Recruitment and Retention, SPD’s Troubles Staffing Their Stations
Seattle Police, our boys in blue who wear black and are roughly 15% female by their own statistics, are some of the highest paid police officers in the country. The starting annual salary for an entry level sworn police officer is $83,640 with an entry level signing bonus of $7,500 and a yearly uniform allowance of $550. Excluding the yearly uniform allowance and the starting bonus this is still almost $12,000 more than the average household income in Seattle, yet SPD is having a hard time staffing their stations. In fact, the entry level signing bonus was approved by the Seattle City Council in 2019 as an attempt to combat the decline of entry level applications. The City Council also approved a signing bonus of $15,000 for Officers coming from different agencies and is planning to invest $1.2 million to improve hiring and retention.
According to excerpts pulled from Seattle police exit interviews, the problem is far more complex than monetary compensation. According to Brian Patenaude, a Seattle officer who left the department in 2013, “Officers are feeling that they are nothing more than a political punching bag.” He also added that “high pay does me no good as the sole provider of home if I am ever on unpaid admin leave, have unpaid disciplinary days off or have criminal charges brought against me by a bogus complaint investigated by an overzealous OPA for simply doing my job.” SPD officers feel a lack of support from the community and the City Council. Many officers that leave SPD do not even leave the force, they find positions in other departments, often in Washington.
In the Recruitment and Retention Workgroup’s report on the decline of applicants and the struggle with retention, the group outlines five initiatives to improve retention and four initiatives to improve recruitment. These initiatives are centered around complaints from officers, many of the initiatives are about the way that officers are treated. Not a single complaint or problem they aim to fix in the report is about a lack of pay or unfair compensation yet City Council still decided to approve the two signing bonuses. Many officers feel that the City Council is out of touch with the force. Initiative 10 in the Recruitment and Retention Workgroup’s report is called “step Into Our Shoes”. It features two quotes from anonymous officers the first being “the City Council, City Attorney, and civic leaders regularly bash the department with little if any actual knowledge of what we do on an everyday basis” and the second “Why haven’t city council members come out and done ride-alongs? It makes no sense. If they are going to be in charge of the city, why are they not doing it?”
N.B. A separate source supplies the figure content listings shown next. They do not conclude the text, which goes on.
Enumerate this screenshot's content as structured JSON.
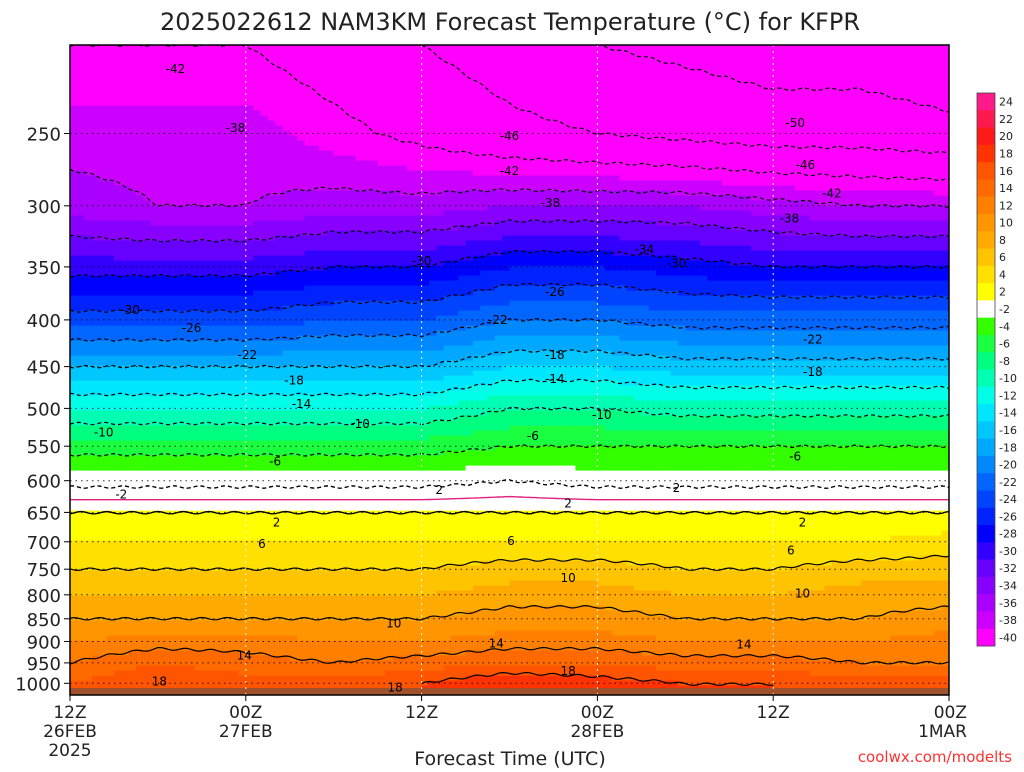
{
  "chart_data": {
    "type": "heatmap",
    "title": "2025022612 NAM3KM Forecast Temperature (°C) for KFPR",
    "xlabel": "Forecast Time (UTC)",
    "ylabel": "",
    "y_scale": "log",
    "ylim": [
      1030,
      200
    ],
    "xlim_hours": [
      0,
      60
    ],
    "x_ticks": [
      {
        "hour": 0,
        "lines": [
          "12Z",
          "26FEB",
          "2025"
        ]
      },
      {
        "hour": 12,
        "lines": [
          "00Z",
          "27FEB"
        ]
      },
      {
        "hour": 24,
        "lines": [
          "12Z"
        ]
      },
      {
        "hour": 36,
        "lines": [
          "00Z",
          "28FEB"
        ]
      },
      {
        "hour": 48,
        "lines": [
          "12Z"
        ]
      },
      {
        "hour": 60,
        "lines": [
          "00Z",
          "1MAR"
        ]
      }
    ],
    "y_ticks": [
      250,
      300,
      350,
      400,
      450,
      500,
      550,
      600,
      650,
      700,
      750,
      800,
      850,
      900,
      950,
      1000
    ],
    "colorbar": {
      "levels": [
        24,
        22,
        20,
        18,
        16,
        14,
        12,
        10,
        8,
        6,
        4,
        2,
        -2,
        -4,
        -6,
        -8,
        -10,
        -12,
        -14,
        -16,
        -18,
        -20,
        -22,
        -24,
        -26,
        -28,
        -30,
        -32,
        -34,
        -36,
        -38,
        -40
      ],
      "colors": [
        "#ff1a8c",
        "#ff1a4d",
        "#ff1a1a",
        "#ff3300",
        "#ff5500",
        "#ff6a00",
        "#ff8000",
        "#ff9500",
        "#ffaa00",
        "#ffc400",
        "#ffe000",
        "#ffff00",
        "#ffffff",
        "#33ff00",
        "#1aff40",
        "#00ff80",
        "#00ffb3",
        "#00ffe6",
        "#00e6ff",
        "#00c8ff",
        "#00a8ff",
        "#0088ff",
        "#0066ff",
        "#0044ff",
        "#0022ff",
        "#0000ff",
        "#3300ff",
        "#6600ff",
        "#8800ff",
        "#aa00ff",
        "#cc00ff",
        "#ff00ff"
      ]
    },
    "temperature_profile": {
      "hours": [
        0,
        6,
        12,
        18,
        24,
        30,
        36,
        42,
        48,
        54,
        60
      ],
      "levels_hpa": [
        1000,
        950,
        900,
        850,
        800,
        750,
        700,
        650,
        600,
        550,
        500,
        450,
        400,
        350,
        300,
        250,
        200
      ],
      "temperature_c": [
        [
          16,
          18,
          17,
          17,
          18,
          20,
          19,
          18,
          18,
          17,
          17
        ],
        [
          14,
          16,
          15,
          14,
          15,
          16,
          16,
          15,
          15,
          14,
          14
        ],
        [
          12,
          13,
          13,
          12,
          12,
          13,
          13,
          12,
          12,
          12,
          13
        ],
        [
          10,
          10,
          10,
          10,
          10,
          11,
          11,
          10,
          10,
          10,
          11
        ],
        [
          8,
          8,
          8,
          8,
          8,
          9,
          9,
          8,
          8,
          9,
          9
        ],
        [
          6,
          6,
          6,
          6,
          6,
          7,
          7,
          6,
          6,
          7,
          7
        ],
        [
          4,
          4,
          4,
          4,
          4,
          4,
          4,
          4,
          4,
          4,
          5
        ],
        [
          2,
          2,
          2,
          2,
          2,
          2,
          2,
          2,
          2,
          2,
          2
        ],
        [
          -3,
          -3,
          -3,
          -3,
          -3,
          -2,
          -3,
          -3,
          -3,
          -3,
          -3
        ],
        [
          -7,
          -7,
          -7,
          -7,
          -7,
          -6,
          -6,
          -6,
          -6,
          -6,
          -6
        ],
        [
          -12,
          -12,
          -12,
          -12,
          -12,
          -10,
          -10,
          -11,
          -11,
          -11,
          -11
        ],
        [
          -18,
          -18,
          -18,
          -18,
          -18,
          -16,
          -16,
          -17,
          -17,
          -17,
          -17
        ],
        [
          -25,
          -25,
          -25,
          -24,
          -24,
          -22,
          -22,
          -23,
          -23,
          -23,
          -23
        ],
        [
          -31,
          -31,
          -31,
          -30,
          -30,
          -28,
          -28,
          -29,
          -30,
          -30,
          -30
        ],
        [
          -37,
          -38,
          -38,
          -37,
          -37,
          -36,
          -36,
          -36,
          -37,
          -38,
          -38
        ],
        [
          -39,
          -39,
          -39,
          -41,
          -43,
          -45,
          -46,
          -47,
          -48,
          -48,
          -49
        ],
        [
          -42,
          -42,
          -42,
          -44,
          -46,
          -48,
          -50,
          -51,
          -52,
          -52,
          -53
        ]
      ]
    },
    "contour_labels": [
      {
        "text": "-42",
        "hour": 7.2,
        "hpa": 212
      },
      {
        "text": "-38",
        "hour": 11.3,
        "hpa": 246
      },
      {
        "text": "-46",
        "hour": 30.0,
        "hpa": 251
      },
      {
        "text": "-42",
        "hour": 30.0,
        "hpa": 274
      },
      {
        "text": "-38",
        "hour": 32.8,
        "hpa": 297
      },
      {
        "text": "-50",
        "hour": 49.5,
        "hpa": 243
      },
      {
        "text": "-46",
        "hour": 50.2,
        "hpa": 270
      },
      {
        "text": "-42",
        "hour": 52.0,
        "hpa": 290
      },
      {
        "text": "-38",
        "hour": 49.1,
        "hpa": 309
      },
      {
        "text": "-34",
        "hour": 39.2,
        "hpa": 334
      },
      {
        "text": "-30",
        "hour": 24.0,
        "hpa": 344
      },
      {
        "text": "-30",
        "hour": 41.4,
        "hpa": 346
      },
      {
        "text": "-30",
        "hour": 4.1,
        "hpa": 389
      },
      {
        "text": "-26",
        "hour": 33.1,
        "hpa": 372
      },
      {
        "text": "-26",
        "hour": 8.3,
        "hpa": 407
      },
      {
        "text": "-22",
        "hour": 29.2,
        "hpa": 399
      },
      {
        "text": "-22",
        "hour": 12.1,
        "hpa": 436
      },
      {
        "text": "-22",
        "hour": 50.7,
        "hpa": 419
      },
      {
        "text": "-18",
        "hour": 33.1,
        "hpa": 436
      },
      {
        "text": "-18",
        "hour": 15.3,
        "hpa": 465
      },
      {
        "text": "-18",
        "hour": 50.7,
        "hpa": 455
      },
      {
        "text": "-14",
        "hour": 33.1,
        "hpa": 463
      },
      {
        "text": "-14",
        "hour": 15.8,
        "hpa": 493
      },
      {
        "text": "-10",
        "hour": 2.3,
        "hpa": 530
      },
      {
        "text": "-10",
        "hour": 19.8,
        "hpa": 519
      },
      {
        "text": "-10",
        "hour": 36.3,
        "hpa": 507
      },
      {
        "text": "-6",
        "hour": 31.6,
        "hpa": 535
      },
      {
        "text": "-6",
        "hour": 14.0,
        "hpa": 570
      },
      {
        "text": "-6",
        "hour": 49.5,
        "hpa": 563
      },
      {
        "text": "-2",
        "hour": 3.5,
        "hpa": 620
      },
      {
        "text": "2",
        "hour": 25.2,
        "hpa": 613
      },
      {
        "text": "2",
        "hour": 41.4,
        "hpa": 610
      },
      {
        "text": "2",
        "hour": 34.0,
        "hpa": 634
      },
      {
        "text": "2",
        "hour": 14.1,
        "hpa": 665
      },
      {
        "text": "2",
        "hour": 50.0,
        "hpa": 665
      },
      {
        "text": "6",
        "hour": 13.1,
        "hpa": 702
      },
      {
        "text": "6",
        "hour": 30.1,
        "hpa": 697
      },
      {
        "text": "6",
        "hour": 49.2,
        "hpa": 714
      },
      {
        "text": "10",
        "hour": 34.0,
        "hpa": 765
      },
      {
        "text": "10",
        "hour": 50.0,
        "hpa": 795
      },
      {
        "text": "10",
        "hour": 22.1,
        "hpa": 858
      },
      {
        "text": "14",
        "hour": 29.1,
        "hpa": 902
      },
      {
        "text": "14",
        "hour": 11.9,
        "hpa": 930
      },
      {
        "text": "14",
        "hour": 46.0,
        "hpa": 904
      },
      {
        "text": "18",
        "hour": 34.0,
        "hpa": 967
      },
      {
        "text": "18",
        "hour": 6.1,
        "hpa": 993
      },
      {
        "text": "18",
        "hour": 22.2,
        "hpa": 1008
      }
    ],
    "annotation": "coolwx.com/modelts"
  }
}
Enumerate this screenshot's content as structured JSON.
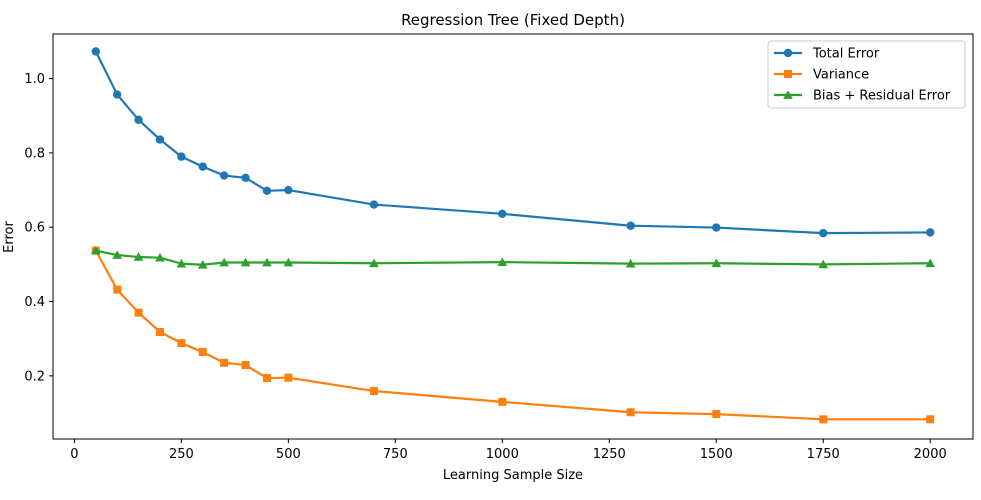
{
  "chart_data": {
    "type": "line",
    "title": "Regression Tree (Fixed Depth)",
    "xlabel": "Learning Sample Size",
    "ylabel": "Error",
    "xlim": [
      -50,
      2100
    ],
    "ylim": [
      0.03,
      1.12
    ],
    "xticks": [
      0,
      250,
      500,
      750,
      1000,
      1250,
      1500,
      1750,
      2000
    ],
    "yticks": [
      0.2,
      0.4,
      0.6,
      0.8,
      1.0
    ],
    "ytick_labels": [
      "0.2",
      "0.4",
      "0.6",
      "0.8",
      "1.0"
    ],
    "grid": false,
    "legend_position": "top-right",
    "x": [
      50,
      100,
      150,
      200,
      250,
      300,
      350,
      400,
      450,
      500,
      700,
      1000,
      1300,
      1500,
      1750,
      2000
    ],
    "series": [
      {
        "name": "Total Error",
        "color": "#1f77b4",
        "marker": "circle",
        "values": [
          1.073,
          0.957,
          0.889,
          0.836,
          0.79,
          0.763,
          0.739,
          0.733,
          0.698,
          0.7,
          0.661,
          0.636,
          0.604,
          0.599,
          0.584,
          0.586
        ]
      },
      {
        "name": "Variance",
        "color": "#ff7f0e",
        "marker": "square",
        "values": [
          0.537,
          0.432,
          0.37,
          0.318,
          0.288,
          0.264,
          0.235,
          0.229,
          0.194,
          0.195,
          0.159,
          0.13,
          0.102,
          0.097,
          0.083,
          0.083
        ]
      },
      {
        "name": "Bias + Residual Error",
        "color": "#2ca02c",
        "marker": "triangle",
        "values": [
          0.537,
          0.525,
          0.52,
          0.518,
          0.502,
          0.499,
          0.505,
          0.505,
          0.505,
          0.505,
          0.503,
          0.506,
          0.502,
          0.503,
          0.5,
          0.503
        ]
      }
    ]
  }
}
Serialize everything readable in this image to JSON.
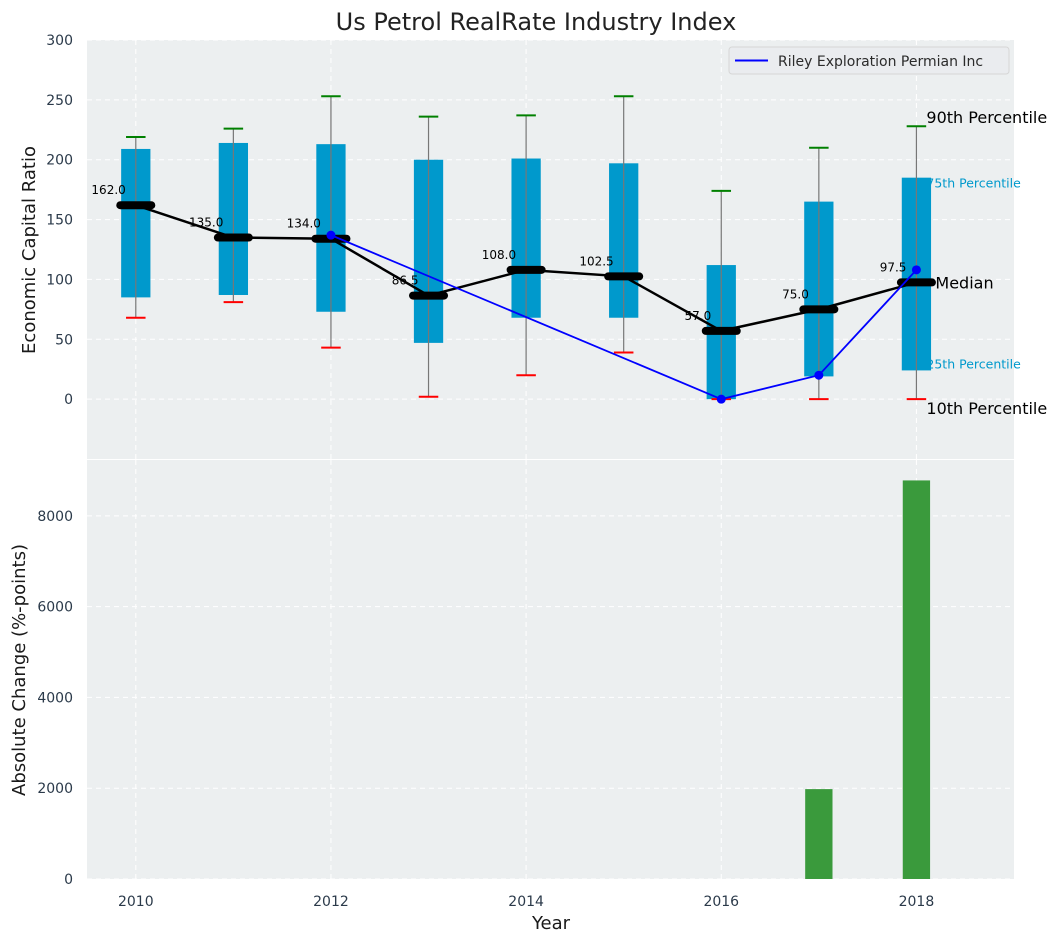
{
  "chart_data": [
    {
      "type": "box",
      "title": "Us Petrol RealRate Industry Index",
      "xlabel": "",
      "ylabel": "Economic Capital Ratio",
      "xlim": [
        2009.5,
        2019.0
      ],
      "ylim": [
        -50,
        300
      ],
      "yticks": [
        0,
        50,
        100,
        150,
        200,
        250,
        300
      ],
      "grid": true,
      "years": [
        2010,
        2011,
        2012,
        2013,
        2014,
        2015,
        2016,
        2017,
        2018
      ],
      "p10": [
        68,
        81,
        43,
        2,
        20,
        39,
        0,
        0,
        0
      ],
      "q1": [
        85,
        87,
        73,
        47,
        68,
        68,
        0,
        19,
        24
      ],
      "median": [
        162.0,
        135.0,
        134.0,
        86.5,
        108.0,
        102.5,
        57.0,
        75.0,
        97.5
      ],
      "median_labels": [
        "162.0",
        "135.0",
        "134.0",
        "86.5",
        "108.0",
        "102.5",
        "57.0",
        "75.0",
        "97.5"
      ],
      "q3": [
        209,
        214,
        213,
        200,
        201,
        197,
        112,
        165,
        185
      ],
      "p90": [
        219,
        226,
        253,
        236,
        237,
        253,
        174,
        210,
        228
      ],
      "series": [
        {
          "name": "Riley Exploration Permian Inc",
          "x": [
            2012,
            2016,
            2017,
            2018
          ],
          "values": [
            137,
            0,
            20,
            108
          ],
          "color": "#0000ff"
        }
      ],
      "legend": {
        "position": "top-right",
        "entries": [
          "Riley Exploration Permian Inc"
        ]
      },
      "annotations": [
        "90th Percentile",
        "75th Percentile",
        "Median",
        "25th Percentile",
        "10th Percentile"
      ],
      "colors": {
        "box": "#0099cc",
        "median": "#000000",
        "p90_cap": "#008000",
        "p10_cap": "#ff0000",
        "background": "#eceff0"
      }
    },
    {
      "type": "bar",
      "xlabel": "Year",
      "ylabel": "Absolute Change (%-points)",
      "xlim": [
        2009.5,
        2019.0
      ],
      "ylim": [
        0,
        9230
      ],
      "xticks": [
        2010,
        2012,
        2014,
        2016,
        2018
      ],
      "yticks": [
        0,
        2000,
        4000,
        6000,
        8000
      ],
      "grid": true,
      "categories": [
        2017,
        2018
      ],
      "values": [
        1980,
        8780
      ],
      "color": "#3a9a3c"
    }
  ]
}
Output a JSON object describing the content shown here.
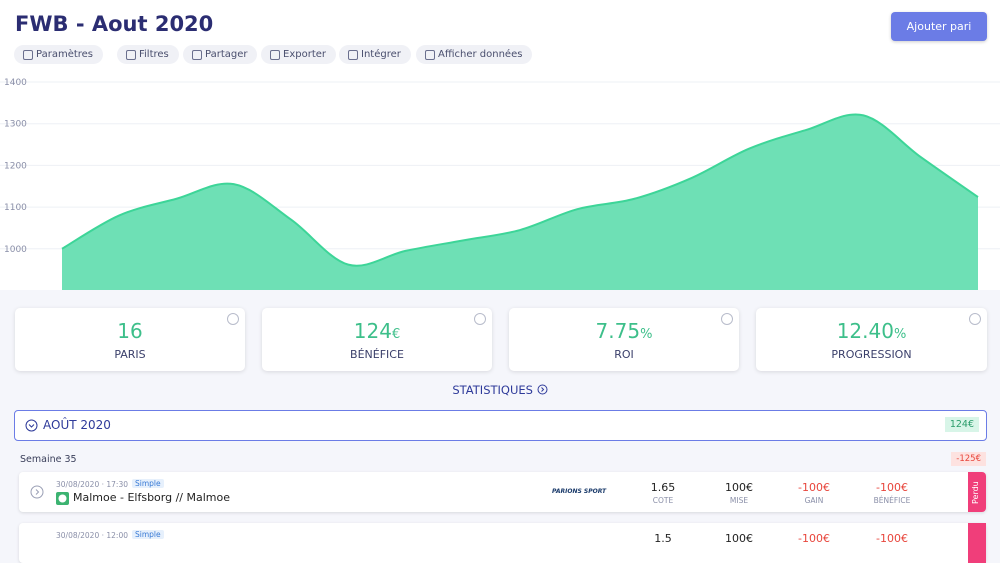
{
  "header": {
    "title": "FWB - Aout 2020",
    "button": "Ajouter pari"
  },
  "toolbar": [
    "Paramètres",
    "Filtres",
    "Partager",
    "Exporter",
    "Intégrer",
    "Afficher données"
  ],
  "chart_data": {
    "type": "area",
    "values": [
      1000,
      1080,
      1120,
      1155,
      1070,
      962,
      995,
      1020,
      1045,
      1095,
      1120,
      1170,
      1240,
      1285,
      1320,
      1220,
      1124
    ],
    "color": "#6ee0b5",
    "line_color": "#3dd598",
    "ylim": [
      900,
      1400
    ],
    "yticks": [
      1000,
      1100,
      1200,
      1300,
      1400
    ],
    "grid": true
  },
  "stats": [
    {
      "value": "16",
      "unit": null,
      "label": "PARIS"
    },
    {
      "value": "124",
      "unit": "€",
      "label": "BÉNÉFICE"
    },
    {
      "value": "7.75",
      "unit": "%",
      "label": "ROI"
    },
    {
      "value": "12.40",
      "unit": "%",
      "label": "PROGRESSION"
    }
  ],
  "statistiques": "STATISTIQUES",
  "month": {
    "label": "AOÛT 2020",
    "total": "124€"
  },
  "week": {
    "label": "Semaine 35",
    "total": "-125€"
  },
  "bets": [
    {
      "date": "30/08/2020 · 17:30",
      "type": "Simple",
      "match": "Malmoe - Elfsborg // Malmoe",
      "bookmaker": "PARIONS SPORT",
      "cote": "1.65",
      "cote_label": "COTE",
      "mise": "100€",
      "mise_label": "MISE",
      "gain": "-100€",
      "gain_label": "GAIN",
      "benefice": "-100€",
      "benefice_label": "BÉNÉFICE",
      "status": "Perdu"
    },
    {
      "date": "30/08/2020 · 12:00",
      "type": "Simple",
      "cote": "1.5",
      "mise": "100€",
      "gain": "-100€",
      "benefice": "-100€"
    }
  ]
}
The fact that City Council approved signing bonuses, despite there being little complaints about compensation shows that they are out of touch with the officers. Signing bonuses also only help with recruitment, not retention, which is the larger issue. During 2019 SPD hired 108 officers, a celebrated record. The department, however, began 2020 with 12 less officers than the previous year due to issues with retention. Seattle’s Police feel that they are unheard and disrespected and they are leaving SPD because of it. They want to be heard and respected and more money is not the solution to that.